A turnoff onto a private road in Yaphank leads to a large grassy area surrounded by homes, some bungalow style, dotted with landscaped yards and American and Trump 2024 flags. The nearby lake and woods complete the idyllic setting.

The only nod to the neighborhood's past: some German street names, including one called German Boulevard, and a sign still marking the "German Gardens" community.

Absent from the scene: any indication that 85 years ago this slice of Yaphank was home to a summer camp where children and adults spent time boating, singing, enjoying campfires — and immersing themselves in Nazi ideology.

It was called Camp Siegfried. Nazi youth took a Long Island Rail Road train — the Camp Siegfried Special — from Penn Station to Yaphank, marched through the hamlet carrying American and Nazi flags, and arrived at Adolf Hitler Way, a street that marked the property, then managed by the German-American Bund. Amid seemingly benign activities like learning German, the young Americans, wearing brown shirts and surrounded by swastikas, would sing Nazi songs, hold rallies, declare "Heil Hitler" to one another, and learn the same ugly tropes Hitler was using to indoctrinate a nation nearly 4,000 miles away.

On Tuesday, a play called "Camp Siegfried" opened off-Broadway, bringing that little-known piece of Long Island's history to the stage. While living on Long Island during the pandemic, playwright Bess Wohl learned about the camp and began writing the story of a young man and woman — unnamed, perhaps because they could be any of us. A pair of troubled teens, seduced by one another, by the community they found themselves in, by an ideology that blamed someone else for their problems.

The set looks like a piece of suburban beauty, a tree hanging over a rolling hill. But underneath the tranquility, it's a disturbing portrayal of extremism, violence, and the hate that bubbles beneath the surface, only to boil over as the young girl finds her voice, shouting to an unseen crowd in a German speech where the audience might only understand the word "Juden." As she throws her arm into a Sieg Heil salute, the crowd cheers and the play's audience gasps.

"Camp Siegfried" comes as state officials complete a survey of how the Holocaust is taught in schools.

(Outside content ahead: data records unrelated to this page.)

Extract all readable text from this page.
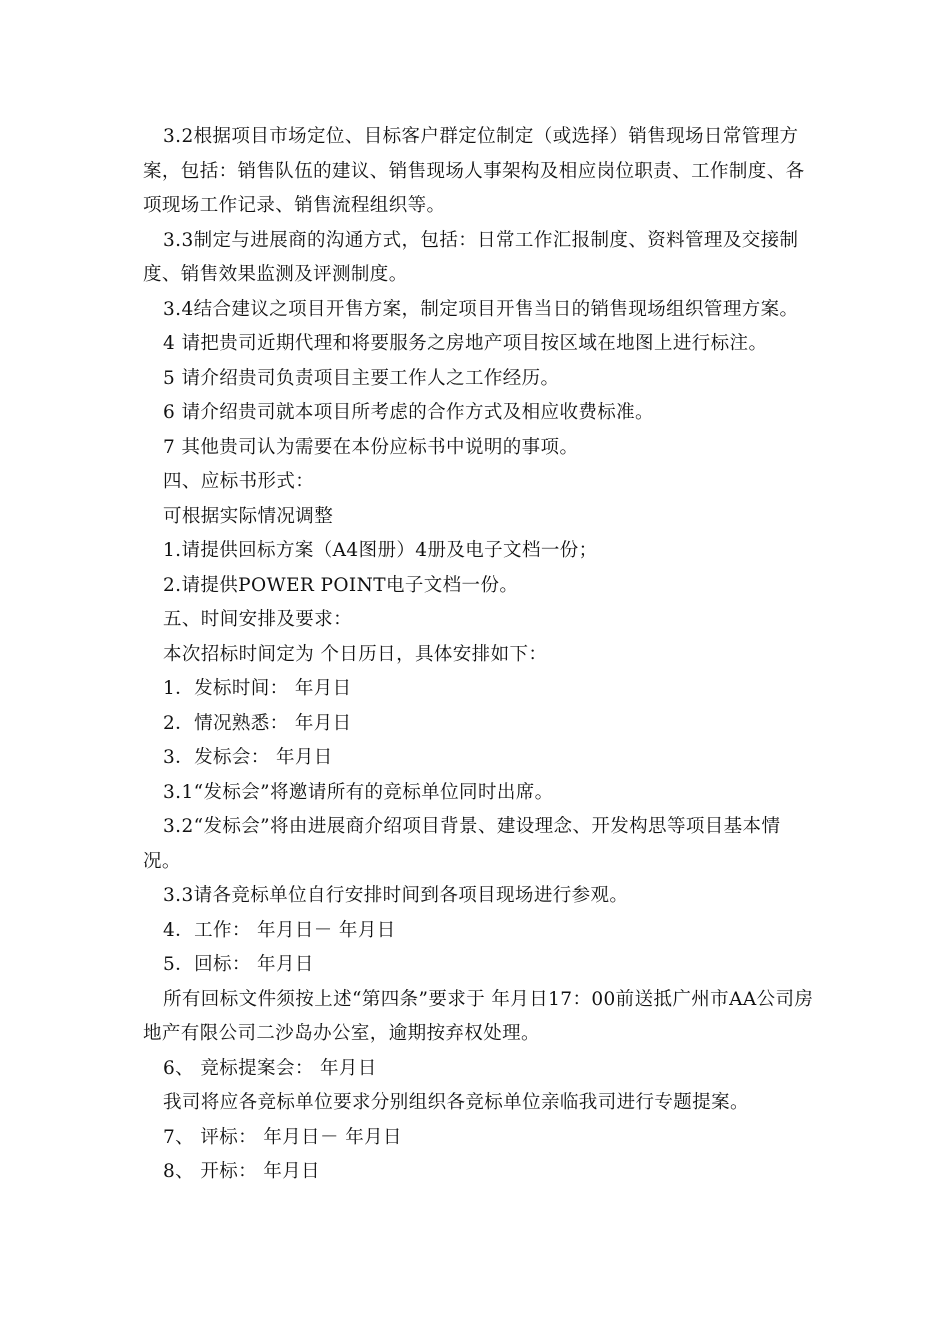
3.2根据项目市场定位、目标客户群定位制定（或选择）销售现场日常管理方案，包括：销售队伍的建议、销售现场人事架构及相应岗位职责、工作制度、各项现场工作记录、销售流程组织等。

3.3制定与进展商的沟通方式，包括：日常工作汇报制度、资料管理及交接制度、销售效果监测及评测制度。

3.4结合建议之项目开售方案，制定项目开售当日的销售现场组织管理方案。

4 请把贵司近期代理和将要服务之房地产项目按区域在地图上进行标注。

5 请介绍贵司负责项目主要工作人之工作经历。

6 请介绍贵司就本项目所考虑的合作方式及相应收费标准。

7 其他贵司认为需要在本份应标书中说明的事项。

四、应标书形式：

可根据实际情况调整

1.请提供回标方案（A4图册）4册及电子文档一份；

2.请提供POWER POINT电子文档一份。

五、时间安排及要求：

本次招标时间定为 个日历日，具体安排如下：

1．发标时间： 年月日

2．情况熟悉： 年月日

3．发标会： 年月日

3.1“发标会”将邀请所有的竞标单位同时出席。

3.2“发标会”将由进展商介绍项目背景、建设理念、开发构思等项目基本情况。

3.3请各竞标单位自行安排时间到各项目现场进行参观。

4．工作： 年月日－ 年月日

5．回标： 年月日

所有回标文件须按上述“第四条”要求于 年月日17：00前送抵广州市AA公司房地产有限公司二沙岛办公室，逾期按弃权处理。

6、 竞标提案会： 年月日

我司将应各竞标单位要求分别组织各竞标单位亲临我司进行专题提案。

7、 评标： 年月日－ 年月日

8、 开标： 年月日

The survey results hopefully will be made public and provide a road map for how we can better teach our children to reject the seductive traps of hate.

But the play also comes at a particularly fraught time, as antisemitism pervades our communities, college campuses and social media. The recent destructive remarks and posts from Kanye "Ye" West and Kyrie Irving, which comedian Dave Chappelle then tried to normalize, are only the most public examples of the always-bubbling hate, and the latest evidence that we still aren't doing enough.

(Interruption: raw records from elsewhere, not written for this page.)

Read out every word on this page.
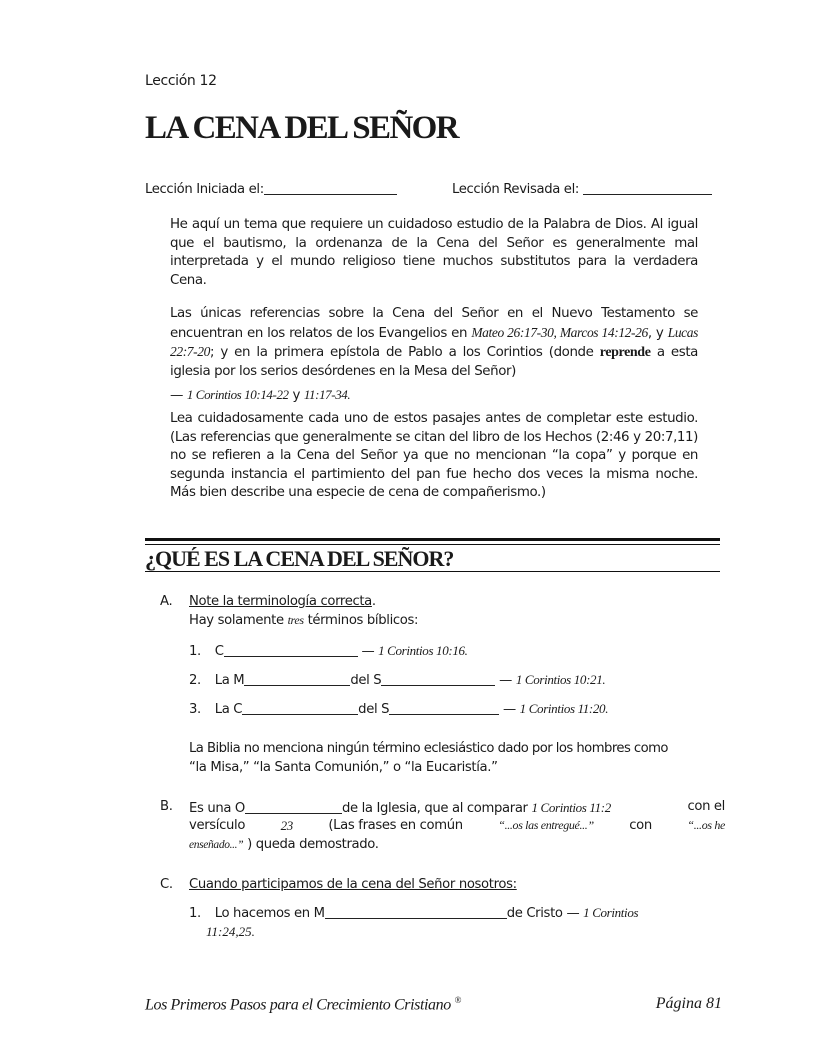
Lección 12
LA CENA DEL SEÑOR
Lección Iniciada el:	Lección Revisada el:
He aquí un tema que requiere un cuidadoso estudio de la Palabra de Dios. Al igual que el bautismo, la ordenanza de la Cena del Señor es generalmente mal interpretada y el mundo religioso tiene muchos substitutos para la verdadera Cena.
Las únicas referencias sobre la Cena del Señor en el Nuevo Testamento se encuentran en los relatos de los Evangelios en Mateo 26:17-30, Marcos 14:12-26, y Lucas 22:7-20; y en la primera epístola de Pablo a los Corintios (donde reprende a esta iglesia por los serios desórdenes en la Mesa del Señor)
— 1 Corintios 10:14-22 y 11:17-34.
Lea cuidadosamente cada uno de estos pasajes antes de completar este estudio. (Las referencias que generalmente se citan del libro de los Hechos (2:46 y 20:7,11) no se refieren a la Cena del Señor ya que no mencionan “la copa” y porque en segunda instancia el partimiento del pan fue hecho dos veces la misma noche. Más bien describe una especie de cena de compañerismo.)
¿QUÉ ES LA CENA DEL SEÑOR?
A. Note la terminología correcta.
Hay solamente tres términos bíblicos:
1. C	— 1 Corintios 10:16.
2. La M	del S	— 1 Corintios 10:21.
3. La C	del S	— 1 Corintios 11:20.
La Biblia no menciona ningún término eclesiástico dado por los hombres como
“la Misa,” “la Santa Comunión,” o “la Eucaristía.”
B. Es una O	de la Iglesia, que al comparar 1 Corintios 11:2	con el
versículo	23	(Las frases en común	“...os las entregué...”	con	“...os he
enseñado...” ) queda demostrado.
C. Cuando participamos de la cena del Señor nosotros:
1. Lo hacemos en M	de Cristo — 1 Corintios
11:24,25.
Los Primeros Pasos para el Crecimiento Cristiano ®	Página 81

"We need to stay aware, to not be seduced," Wohl said. "To use these moments in history as a bulwark against making these same mistakes again."

It's been five years since a restrictive housing covenant allowing only German homebuyers on Camp Siegfried's property was lifted. And Wohl was rightly struck by what she called "the erasure" of the camp's existence. Holocaust education on Long Island should include a nod to what happened in the students' backyards, and Yaphank should add a historic marker to the site.

Then, Camp Siegfried would be more than just a story told on stage, but an ugly reality Long Island cannot forget.

Columnist Randi F. Marshall's opinions are her own.